There are few women from that era who were able to direct their career and survive the male-dominated industry. She could make those decisions. How did you edit that into the narrative as you’re telling this story?
Rob: It’s her story as a woman starting out in a male-dominated industry. She had to navigate that, and she did it very successfully. There weren’t women bass players or guitar players at that time. She was in charge of a band of men and learned how to navigate that.
As Linda describes it, there was sexism, but if you had the musical chops then that’s what made it work and these guys had faith in her musical abilities and that’s what really drove the train.
Jeffrey: It took her a while to gain control of her career.

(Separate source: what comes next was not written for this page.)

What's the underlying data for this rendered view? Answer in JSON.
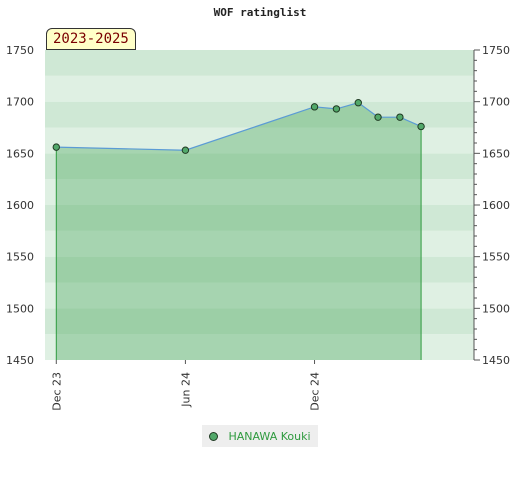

When she started, she was young and naive. Her groundedness as a person and who she was really led her to take charge.
Rob: That said, her choices from the beginning really indicate her instincts. Different Drum, that song was written when she was in her early 20s. It was written by a man about not wanting to be tied down to anyone woman. She flipped that and turned it on its head. She was singing about being empowered to make her own choices.
Showing that ending, the present day was almost heartbreaking to see and watch. You show her resilience in that moment. What was it like for you to shoot that?
Jeffrey: It happened late in the process. One condition of her making the film was her not having to sit down to do an interview or appear on camera. She didn’t want the film to be about Parkinson’s Disease. She just had no interest in talking about the past. We knew it was important to bring the film to the present tense and let the audience have some connection to Linda. We were very clear to her about that, and we wanted to find a way to do it. One idea we were talking about was to have her come into the recording studio and read passages from her book. We wanted that literary voice to be a thread in the film. She considered it but thought it was too artificial. So, she came back with this idea to travel to Mexico on this planned trip she had. That happened very late, it was two weeks before we were going to lock picture. I think for her, that felt like a truthful way to acknowledge her in the present. That is her present, with her family.
How do you pick your documentary topics?
Rob: It’s got to be interesting. It’s got to be a subject that you want to spend 1-5 years of your life living with. Sometimes it feels important and urgent and needs to be explored. Sometimes it’s something beautiful, inspiring and joyful as Linda’s music is. Sometimes it’s both.
Jeffrey: It has to touch our heart in some way. The challenge is as filmmakers is can we create something that will also touch the hearts and minds of the audience?